Morsi, on the other hand, was no secularist. On the contrary, he was a conservative Islamist but still, he would be a civil president– the country’s first ever and his presidency would spell the end of sixty years of military rule. That was reason enough for me to celebrate.
Don’t think me naïve: I do not believe the military’s pledges of going back to the barracks and ceding power. I remain skeptical of the military’s motives. The generals ruling the country in the transitional phase had in the 11th hour introduced controversial constitutional amendments that gave them control of legislative and financial powers.
As self-proclaimed “guardians of the secular, democratic state”, they gave themselves veto rights over articles of the new constitution and set a deadline for the constituent assembly to” make progress or else, be replaced by a new constituent panel”—one that would be handpicked by the generals themselves. To add insult to injury, the military council had re-imposed martial law with the declared intention of “enforcing law and order.” The amendments clearly meant that the new president would be granted limited powers which include the day to day running of the state and the appointment of ambassadors.
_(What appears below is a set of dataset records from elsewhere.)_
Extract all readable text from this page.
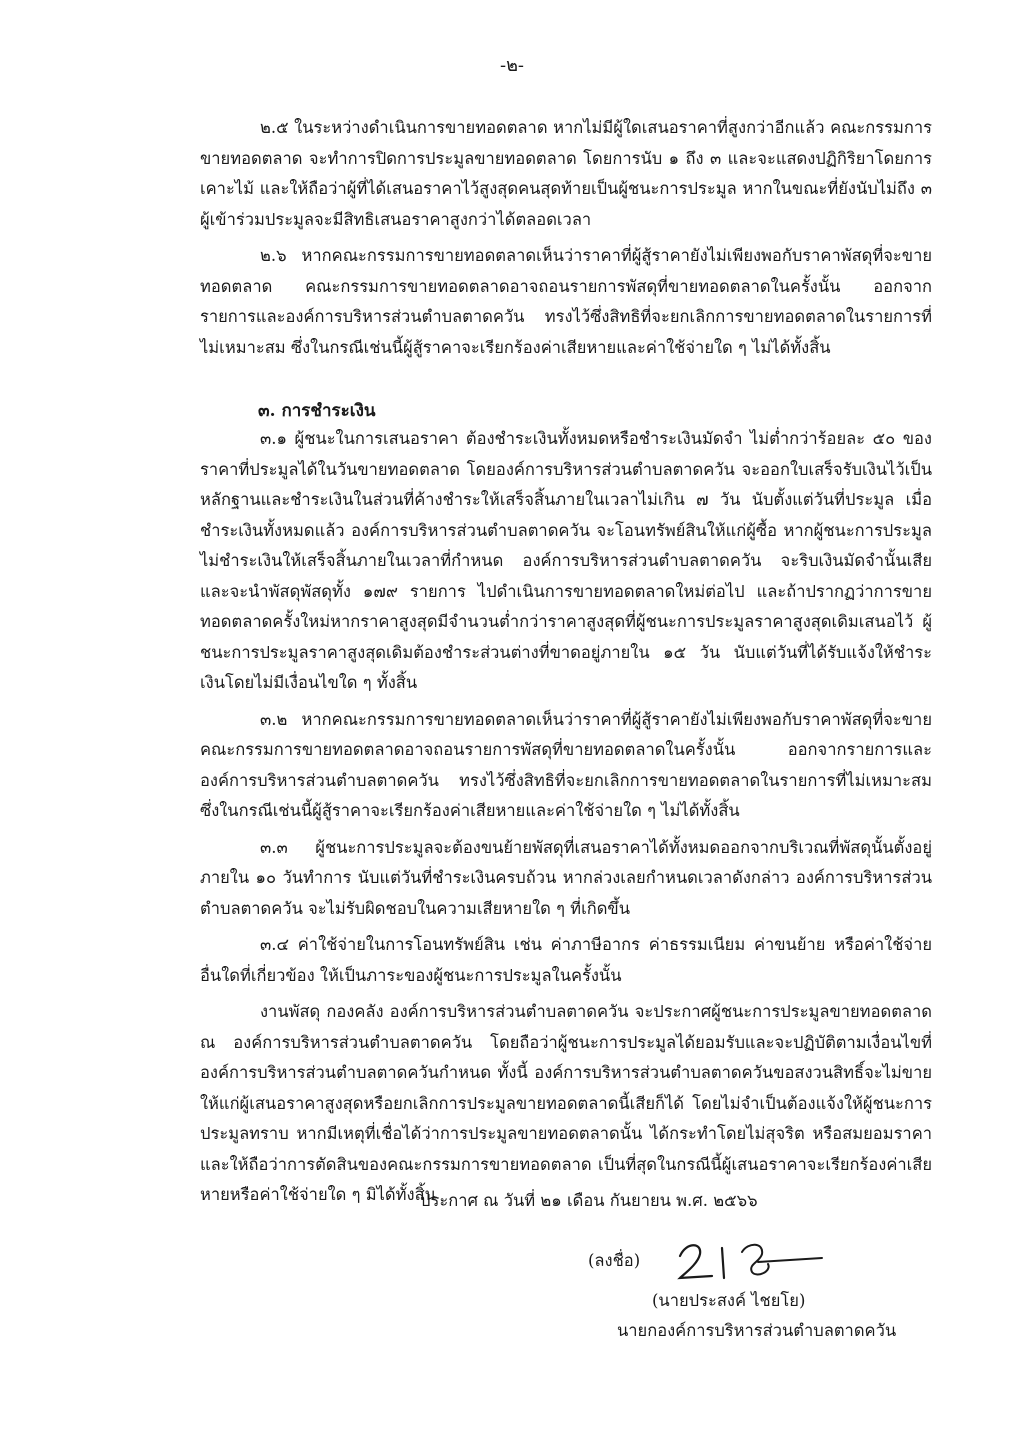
-๒-

๒.๕ ในระหว่างดำเนินการขายทอดตลาด หากไม่มีผู้ใดเสนอราคาที่สูงกว่าอีกแล้ว คณะกรรมการขายทอดตลาด จะทำการปิดการประมูลขายทอดตลาด โดยการนับ ๑ ถึง ๓ และจะแสดงปฏิกิริยาโดยการเคาะไม้ และให้ถือว่าผู้ที่ได้เสนอราคาไว้สูงสุดคนสุดท้ายเป็นผู้ชนะการประมูล หากในขณะที่ยังนับไม่ถึง ๓ ผู้เข้าร่วมประมูลจะมีสิทธิเสนอราคาสูงกว่าได้ตลอดเวลา

๒.๖ หากคณะกรรมการขายทอดตลาดเห็นว่าราคาที่ผู้สู้ราคายังไม่เพียงพอกับราคาพัสดุที่จะขายทอดตลาด คณะกรรมการขายทอดตลาดอาจถอนรายการพัสดุที่ขายทอดตลาดในครั้งนั้น ออกจากรายการและองค์การบริหารส่วนตำบลตาดควัน ทรงไว้ซึ่งสิทธิที่จะยกเลิกการขายทอดตลาดในรายการที่ไม่เหมาะสม ซึ่งในกรณีเช่นนี้ผู้สู้ราคาจะเรียกร้องค่าเสียหายและค่าใช้จ่ายใด ๆ ไม่ได้ทั้งสิ้น

๓. การชำระเงิน

๓.๑ ผู้ชนะในการเสนอราคา ต้องชำระเงินทั้งหมดหรือชำระเงินมัดจำ ไม่ต่ำกว่าร้อยละ ๕๐ ของราคาที่ประมูลได้ในวันขายทอดตลาด โดยองค์การบริหารส่วนตำบลตาดควัน จะออกใบเสร็จรับเงินไว้เป็นหลักฐานและชำระเงินในส่วนที่ค้างชำระให้เสร็จสิ้นภายในเวลาไม่เกิน ๗ วัน นับตั้งแต่วันที่ประมูล เมื่อชำระเงินทั้งหมดแล้ว องค์การบริหารส่วนตำบลตาดควัน จะโอนทรัพย์สินให้แก่ผู้ซื้อ หากผู้ชนะการประมูลไม่ชำระเงินให้เสร็จสิ้นภายในเวลาที่กำหนด องค์การบริหารส่วนตำบลตาดควัน จะริบเงินมัดจำนั้นเสีย และจะนำพัสดุพัสดุทั้ง ๑๗๙ รายการ ไปดำเนินการขายทอดตลาดใหม่ต่อไป และถ้าปรากฏว่าการขายทอดตลาดครั้งใหม่หากราคาสูงสุดมีจำนวนต่ำกว่าราคาสูงสุดที่ผู้ชนะการประมูลราคาสูงสุดเดิมเสนอไว้ ผู้ชนะการประมูลราคาสูงสุดเดิมต้องชำระส่วนต่างที่ขาดอยู่ภายใน ๑๕ วัน นับแต่วันที่ได้รับแจ้งให้ชำระเงินโดยไม่มีเงื่อนไขใด ๆ ทั้งสิ้น

๓.๒ หากคณะกรรมการขายทอดตลาดเห็นว่าราคาที่ผู้สู้ราคายังไม่เพียงพอกับราคาพัสดุที่จะขายคณะกรรมการขายทอดตลาดอาจถอนรายการพัสดุที่ขายทอดตลาดในครั้งนั้น ออกจากรายการและองค์การบริหารส่วนตำบลตาดควัน ทรงไว้ซึ่งสิทธิที่จะยกเลิกการขายทอดตลาดในรายการที่ไม่เหมาะสม ซึ่งในกรณีเช่นนี้ผู้สู้ราคาจะเรียกร้องค่าเสียหายและค่าใช้จ่ายใด ๆ ไม่ได้ทั้งสิ้น

๓.๓ ผู้ชนะการประมูลจะต้องขนย้ายพัสดุที่เสนอราคาได้ทั้งหมดออกจากบริเวณที่พัสดุนั้นตั้งอยู่ภายใน ๑๐ วันทำการ นับแต่วันที่ชำระเงินครบถ้วน หากล่วงเลยกำหนดเวลาดังกล่าว องค์การบริหารส่วนตำบลตาดควัน จะไม่รับผิดชอบในความเสียหายใด ๆ ที่เกิดขึ้น

๓.๔ ค่าใช้จ่ายในการโอนทรัพย์สิน เช่น ค่าภาษีอากร ค่าธรรมเนียม ค่าขนย้าย หรือค่าใช้จ่ายอื่นใดที่เกี่ยวข้อง ให้เป็นภาระของผู้ชนะการประมูลในครั้งนั้น

งานพัสดุ กองคลัง องค์การบริหารส่วนตำบลตาดควัน จะประกาศผู้ชนะการประมูลขายทอดตลาด ณ องค์การบริหารส่วนตำบลตาดควัน โดยถือว่าผู้ชนะการประมูลได้ยอมรับและจะปฏิบัติตามเงื่อนไขที่องค์การบริหารส่วนตำบลตาดควันกำหนด ทั้งนี้ องค์การบริหารส่วนตำบลตาดควันขอสงวนสิทธิ์จะไม่ขายให้แก่ผู้เสนอราคาสูงสุดหรือยกเลิกการประมูลขายทอดตลาดนี้เสียก็ได้ โดยไม่จำเป็นต้องแจ้งให้ผู้ชนะการประมูลทราบ หากมีเหตุที่เชื่อได้ว่าการประมูลขายทอดตลาดนั้น ได้กระทำโดยไม่สุจริต หรือสมยอมราคา และให้ถือว่าการตัดสินของคณะกรรมการขายทอดตลาด เป็นที่สุดในกรณีนี้ผู้เสนอราคาจะเรียกร้องค่าเสียหายหรือค่าใช้จ่ายใด ๆ มิได้ทั้งสิ้น

ประกาศ ณ วันที่ ๒๑ เดือน กันยายน พ.ศ. ๒๕๖๖
(ลงชื่อ)
(นายประสงค์ ไชยโย)
นายกองค์การบริหารส่วนตำบลตาดควัน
Yet, the appointment of a civil president was, in my humble view, a victory for the revolution and a step forward in what has otherwise been , a very messy democratic transition. As a secularist however, I am concerned about the rights of minorities and women under a president who had initially opposed the running of both a Copt and a woman in the presidential race.
The fact that Mr. Morsi later changed his position vowing to be “a president for all Egyptians –Muslims and Christians, to end his affiliation with the Muslim Brotherhood and to protect minority rights has done little to allay my fears.
I have reason to doubt his intentions as the Muslim Brotherhood has, on several occasions broken its promises including reneging on an earlier pledge not to field a presidential candidate. And yet, I was prepared to give Mr. Morsi the benefit of the doubt. This was a new beginning and the man deserved to be given a fair chance.
He knows he is being closely watched and realises that the power has shifted and was now in the hands of the masses rather than the ruling authority. Mr. Morsi has already made reassuring noises that women would not be forced to wear the Islamic headscarf and would be encouraged to work outside the home.
The MPs who called for lowering the age of marriage for girls to 12 and for allowing the practice of female genital mutilation to continue ,no longer had a voice. The political process can now begin with the writing of a new constitution after which, free and fair legislative elections can take place. Hopefully, this time round we shall have a parliament that is truly representative of all factions of Egyptian society (including women who make up half the society) unlike the disbanded parliament which only had 11 female lawmakers. Most importantly, I’m hoping that political forces have learned from past mistakes and will now put behind them past divisions and unify their ranks.
Morsi may or may not be the president we had wished for when we took to the streets to topple the autocratic regime, but it is only through solidarity and the support of all political movements that the newly elected president can gain the clout he needs to implement the much-needed political, social and economic reforms.